Certificate Reputation for website owners
Last year, we introduced a new mechanism that Microsoft is building to better protect you against fraudulent certificates on the Web. In this blog post, we are going to explain how we will enable the broader community of site owners to participate in detecting fraudulent certificates and protecting your sensitive personal information on the Internet.
Background
Certificate Reputation allows Microsoft to collect server certificate samples based on telemetry from Windows users and examine them to infer reputation data that helps us protect IE users from fraudulent sites. You can learn more about how certificate reputation works in our post, “Certificate reputation, a novel approach for protecting users from fraudulent certificates.”

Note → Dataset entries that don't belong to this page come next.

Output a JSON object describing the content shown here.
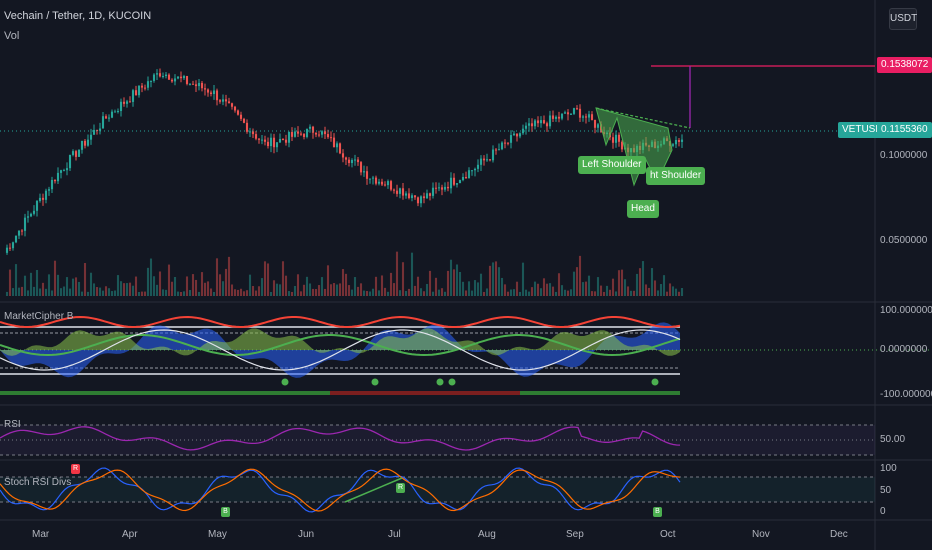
{
  "header": {
    "symbol_line": "Vechain / Tether, 1D, KUCOIN",
    "volume_label": "Vol",
    "currency_button": "USDT"
  },
  "price_axis": {
    "tick_labels": [
      "0.1000000",
      "0.0500000"
    ],
    "target_tag": "0.1538072",
    "last_price_tag": "0.1155360",
    "symbol_tag": "VETUSDT",
    "colors": {
      "target": "#e91e63",
      "last_price": "#26a69a"
    }
  },
  "pattern_labels": {
    "left_shoulder": "Left Shoulder",
    "head": "Head",
    "right_shoulder": "ht Shoulder"
  },
  "indicators": {
    "marketcipher": {
      "name": "MarketCipher B",
      "tick_labels": [
        "100.0000000",
        "0.0000000",
        "-100.0000000"
      ]
    },
    "rsi": {
      "name": "RSI",
      "tick_labels": [
        "50.00"
      ],
      "last_label": "R"
    },
    "stoch": {
      "name": "Stoch RSI Divs",
      "tick_labels": [
        "100",
        "50",
        "0"
      ],
      "markers": [
        "R",
        "B",
        "R",
        "B"
      ]
    }
  },
  "time_axis": {
    "labels": [
      "Mar",
      "Apr",
      "May",
      "Jun",
      "Jul",
      "Aug",
      "Sep",
      "Oct",
      "Nov",
      "Dec"
    ]
  },
  "chart_data": {
    "type": "candlestick",
    "title": "Vechain / Tether, 1D, KUCOIN",
    "x_months": [
      "Mar",
      "Apr",
      "May",
      "Jun",
      "Jul",
      "Aug",
      "Sep",
      "Oct",
      "Nov",
      "Dec"
    ],
    "price_series_approx_close": [
      {
        "month": "Mar",
        "value": 0.045
      },
      {
        "month": "Apr",
        "value": 0.085
      },
      {
        "month": "Apr-mid",
        "value": 0.14
      },
      {
        "month": "May",
        "value": 0.2
      },
      {
        "month": "May-mid",
        "value": 0.17
      },
      {
        "month": "Jun",
        "value": 0.11
      },
      {
        "month": "Jun-mid",
        "value": 0.125
      },
      {
        "month": "Jul",
        "value": 0.085
      },
      {
        "month": "Jul-mid",
        "value": 0.07
      },
      {
        "month": "Aug",
        "value": 0.09
      },
      {
        "month": "Aug-mid",
        "value": 0.125
      },
      {
        "month": "Sep",
        "value": 0.145
      },
      {
        "month": "Sep-mid",
        "value": 0.105
      },
      {
        "month": "Oct",
        "value": 0.1155
      }
    ],
    "annotations": {
      "target_price": 0.1538072,
      "last_price": 0.115536,
      "pattern": "inverse head and shoulders"
    },
    "scale": "log",
    "grid": false,
    "legend": "top-left"
  }
}
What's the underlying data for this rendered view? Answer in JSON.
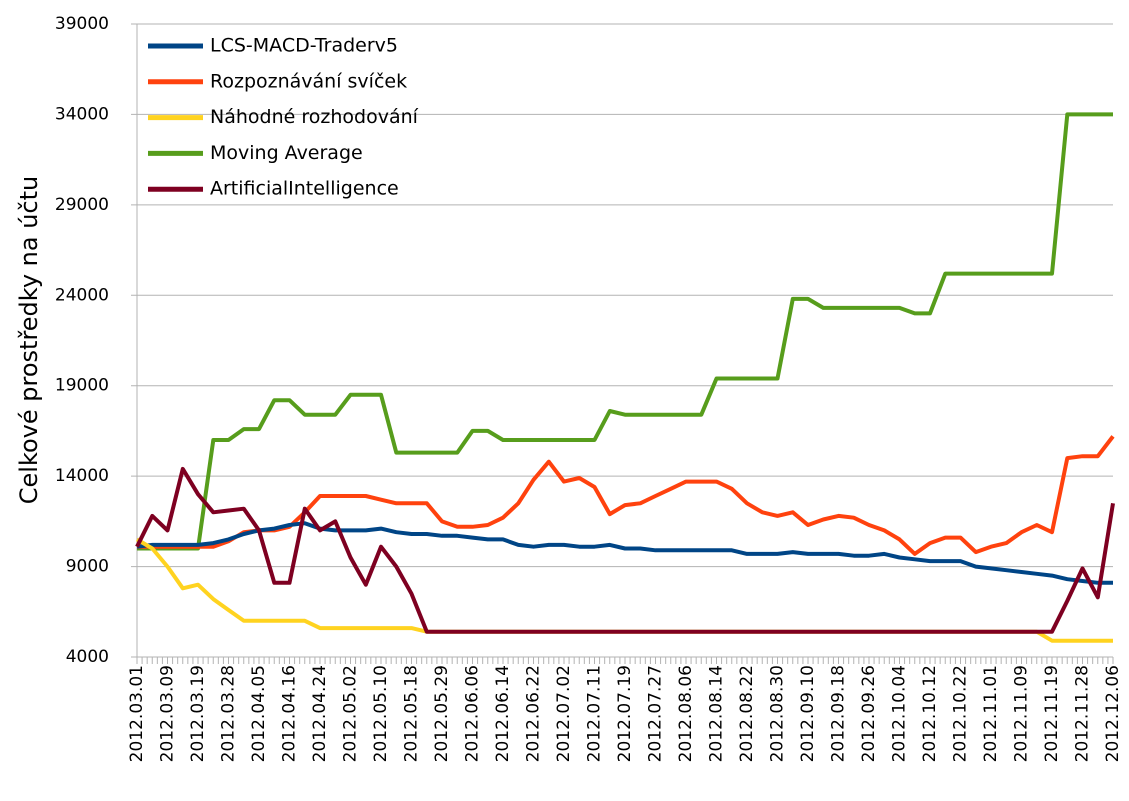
{
  "chart_data": {
    "type": "line",
    "y_label": "Celkové prostředky na účtu",
    "categories": [
      "2012.03.01",
      null,
      "2012.03.09",
      null,
      "2012.03.19",
      null,
      "2012.03.28",
      null,
      "2012.04.05",
      null,
      "2012.04.16",
      null,
      "2012.04.24",
      null,
      "2012.05.02",
      null,
      "2012.05.10",
      null,
      "2012.05.18",
      null,
      "2012.05.29",
      null,
      "2012.06.06",
      null,
      "2012.06.14",
      null,
      "2012.06.22",
      null,
      "2012.07.02",
      null,
      "2012.07.11",
      null,
      "2012.07.19",
      null,
      "2012.07.27",
      null,
      "2012.08.06",
      null,
      "2012.08.14",
      null,
      "2012.08.22",
      null,
      "2012.08.30",
      null,
      "2012.09.10",
      null,
      "2012.09.18",
      null,
      "2012.09.26",
      null,
      "2012.10.04",
      null,
      "2012.10.12",
      null,
      "2012.10.22",
      null,
      "2012.11.01",
      null,
      "2012.11.09",
      null,
      "2012.11.19",
      null,
      "2012.11.28",
      null,
      "2012.12.06"
    ],
    "series": [
      {
        "name": "LCS-MACD-Traderv5",
        "color": "#004586",
        "values": [
          10100,
          10200,
          10200,
          10200,
          10200,
          10300,
          10500,
          10800,
          11000,
          11100,
          11300,
          11400,
          11100,
          11000,
          11000,
          11000,
          11100,
          10900,
          10800,
          10800,
          10700,
          10700,
          10600,
          10500,
          10500,
          10200,
          10100,
          10200,
          10200,
          10100,
          10100,
          10200,
          10000,
          10000,
          9900,
          9900,
          9900,
          9900,
          9900,
          9900,
          9700,
          9700,
          9700,
          9800,
          9700,
          9700,
          9700,
          9600,
          9600,
          9700,
          9500,
          9400,
          9300,
          9300,
          9300,
          9000,
          8900,
          8800,
          8700,
          8600,
          8500,
          8300,
          8200,
          8100,
          8100
        ]
      },
      {
        "name": "Rozpoznávání svíček",
        "color": "#ff420e",
        "values": [
          10100,
          10100,
          10100,
          10100,
          10100,
          10100,
          10400,
          10900,
          11000,
          11000,
          11200,
          12000,
          12900,
          12900,
          12900,
          12900,
          12700,
          12500,
          12500,
          12500,
          11500,
          11200,
          11200,
          11300,
          11700,
          12500,
          13800,
          14800,
          13700,
          13900,
          13400,
          11900,
          12400,
          12500,
          12900,
          13300,
          13700,
          13700,
          13700,
          13300,
          12500,
          12000,
          11800,
          12000,
          11300,
          11600,
          11800,
          11700,
          11300,
          11000,
          10500,
          9700,
          10300,
          10600,
          10600,
          9800,
          10100,
          10300,
          10900,
          11300,
          10900,
          15000,
          15100,
          15100,
          16200
        ]
      },
      {
        "name": "Náhodné rozhodování",
        "color": "#ffd320",
        "values": [
          10500,
          10000,
          9000,
          7800,
          8000,
          7200,
          6600,
          6000,
          6000,
          6000,
          6000,
          6000,
          5600,
          5600,
          5600,
          5600,
          5600,
          5600,
          5600,
          5400,
          5400,
          5400,
          5400,
          5400,
          5400,
          5400,
          5400,
          5400,
          5400,
          5400,
          5400,
          5400,
          5400,
          5400,
          5400,
          5400,
          5400,
          5400,
          5400,
          5400,
          5400,
          5400,
          5400,
          5400,
          5400,
          5400,
          5400,
          5400,
          5400,
          5400,
          5400,
          5400,
          5400,
          5400,
          5400,
          5400,
          5400,
          5400,
          5400,
          5400,
          4900,
          4900,
          4900,
          4900,
          4900
        ]
      },
      {
        "name": "Moving Average",
        "color": "#579d1c",
        "values": [
          10000,
          10000,
          10000,
          10000,
          10000,
          16000,
          16000,
          16600,
          16600,
          18200,
          18200,
          17400,
          17400,
          17400,
          18500,
          18500,
          18500,
          15300,
          15300,
          15300,
          15300,
          15300,
          16500,
          16500,
          16000,
          16000,
          16000,
          16000,
          16000,
          16000,
          16000,
          17600,
          17400,
          17400,
          17400,
          17400,
          17400,
          17400,
          19400,
          19400,
          19400,
          19400,
          19400,
          23800,
          23800,
          23300,
          23300,
          23300,
          23300,
          23300,
          23300,
          23000,
          23000,
          25200,
          25200,
          25200,
          25200,
          25200,
          25200,
          25200,
          25200,
          34000,
          34000,
          34000,
          34000
        ]
      },
      {
        "name": "ArtificialIntelligence",
        "color": "#7e0021",
        "values": [
          10100,
          11800,
          11000,
          14400,
          13000,
          12000,
          12100,
          12200,
          11000,
          8100,
          8100,
          12200,
          11000,
          11500,
          9500,
          8000,
          10100,
          9000,
          7500,
          5400,
          5400,
          5400,
          5400,
          5400,
          5400,
          5400,
          5400,
          5400,
          5400,
          5400,
          5400,
          5400,
          5400,
          5400,
          5400,
          5400,
          5400,
          5400,
          5400,
          5400,
          5400,
          5400,
          5400,
          5400,
          5400,
          5400,
          5400,
          5400,
          5400,
          5400,
          5400,
          5400,
          5400,
          5400,
          5400,
          5400,
          5400,
          5400,
          5400,
          5400,
          5400,
          7100,
          8900,
          7300,
          12500
        ]
      }
    ],
    "ylim": [
      4000,
      39000
    ],
    "yticks": [
      4000,
      9000,
      14000,
      19000,
      24000,
      29000,
      34000,
      39000
    ],
    "grid": true,
    "legend": "upper left"
  }
}
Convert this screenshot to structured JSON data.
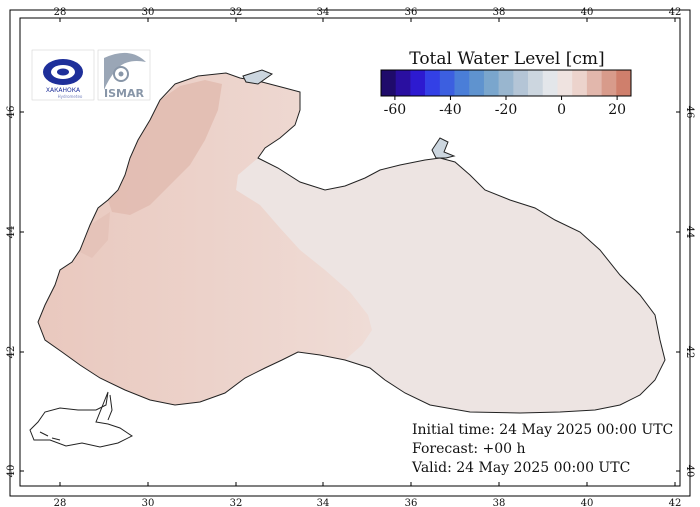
{
  "map": {
    "title": "Total Water Level [cm]",
    "lon_ticks": [
      "28",
      "30",
      "32",
      "34",
      "36",
      "38",
      "40",
      "42"
    ],
    "lat_ticks": [
      "40",
      "42",
      "44",
      "46"
    ],
    "colorbar": {
      "tick_labels": [
        "-60",
        "-40",
        "-20",
        "0",
        "20"
      ],
      "range": [
        -65,
        25
      ],
      "colors": [
        "#1f0b6b",
        "#2a0fa0",
        "#2d1ad0",
        "#3340e6",
        "#3c5fe0",
        "#4a7ed8",
        "#5f93cf",
        "#7aa6cd",
        "#99b6cf",
        "#b4c5d6",
        "#ccd6df",
        "#e3e6ea",
        "#efe3e0",
        "#ecd3cc",
        "#e2b7ac",
        "#d89b8b",
        "#cf7f6c"
      ]
    },
    "info": {
      "initial": "Initial time: 24 May 2025 00:00 UTC",
      "forecast": "Forecast: +00 h",
      "valid": "Valid: 24 May 2025 00:00 UTC"
    },
    "logos": {
      "left_caption": "ХАКАНОКА",
      "left_subcaption": "Hydrometeo",
      "right_text": "ISMAR"
    }
  }
}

More eyes on data allows for better analysis, but confidentiality is also important
In order to provide an opportunity for Web site owners to analyze this data, we are planning to start sharing our certificate samples with their respective domain administrators. Given the sensitivity of this data, only the owners of the Web sites for which the certificates were issued can see those certificates. This allows the people with the best sense of what's expected to participate in monitoring certificate reputation, while preserving the confidentiality of the individual Web sites.
How will it work?
To see the list of certificates associated with a site, the administrator needs to have an account with the Bing Webmaster Tools and to prove that they own that domain name (as described here). After that, the list of certificates associated with the Web site will be available on the Bing Webmaster Tools dashboard and the administrator can download them for further investigation.
How does this help protect me?
Web site administrators are the best entities to decide on authenticity of certificates reported under their name. If a certificate is not issued correctly (or is fraudulent), the administrator can report it back to Microsoft via the Bing Webmaster Tools so that Microsoft can take appropriate actions, including involving the issuing CA for that certificate or informing other browsers.
Certificate Reputation is being rolled out in preview now in the Bing Webmaster Tools, and you can learn more in their blog post, "Track Certificates to Help Users Stay Safe." If your site uses SSL certificates, we encourage you to try it out and provide feedback via the Bing Webmaster Tools.
– Anoosh Saboori, Program Manager, OSG Enterprise Security
Comments
Anonymous
March 10, 2015
Are you guys on board with certificate transparency as a solution to this problem? "If a certificate is not issued correctly (or is fraudulent), the administrator can report it back to Microsoft", really? This just pushes the problem on everyone with a certificate to constantly check bing. It seems like browser vendors need to get on the same page to avoid a patchwork system where it'll be on webmasters/users to protect themselves, rather then relying on the certificate infrastructure.Anonymous
March 13, 2015
Perhaps I am missing something - what confidentiality, exactly? These certificates are provided in the public web anyway.Anonymous
March 20, 2015
@NumbStill: Not all websites using TLS are public and the external certificate does not necessarily match the internal certificate. If IE is hitting an internal website, it doesn't necessarily know that, and so Smartscreen could potentially report Intranet certificates up to Microsoft. That depends on a number of factors, but there'll be cases where it gets the analysis wrong, and sends them a cert it shouldn't. In those cases, those certs could expose network details that could be leveraged by a hacker to attack the internal systems.Anonymous
March 20, 2015
@Davis: Thanks for the feedback! While Microsoft will continue monitoring for suspicious activities in regards to certificate issuance, we believe having an open environment where other experts can also look at data allows for a better coverage. This feature provides that opportunity. @NumbStill: In regards to confidentiality, please see the earlier blog post on certificate reputation, linked in this blog post. In a nutshell, enterprises might have sensitive internal domain names that they may not want to expose to public and hence keeping that private is important.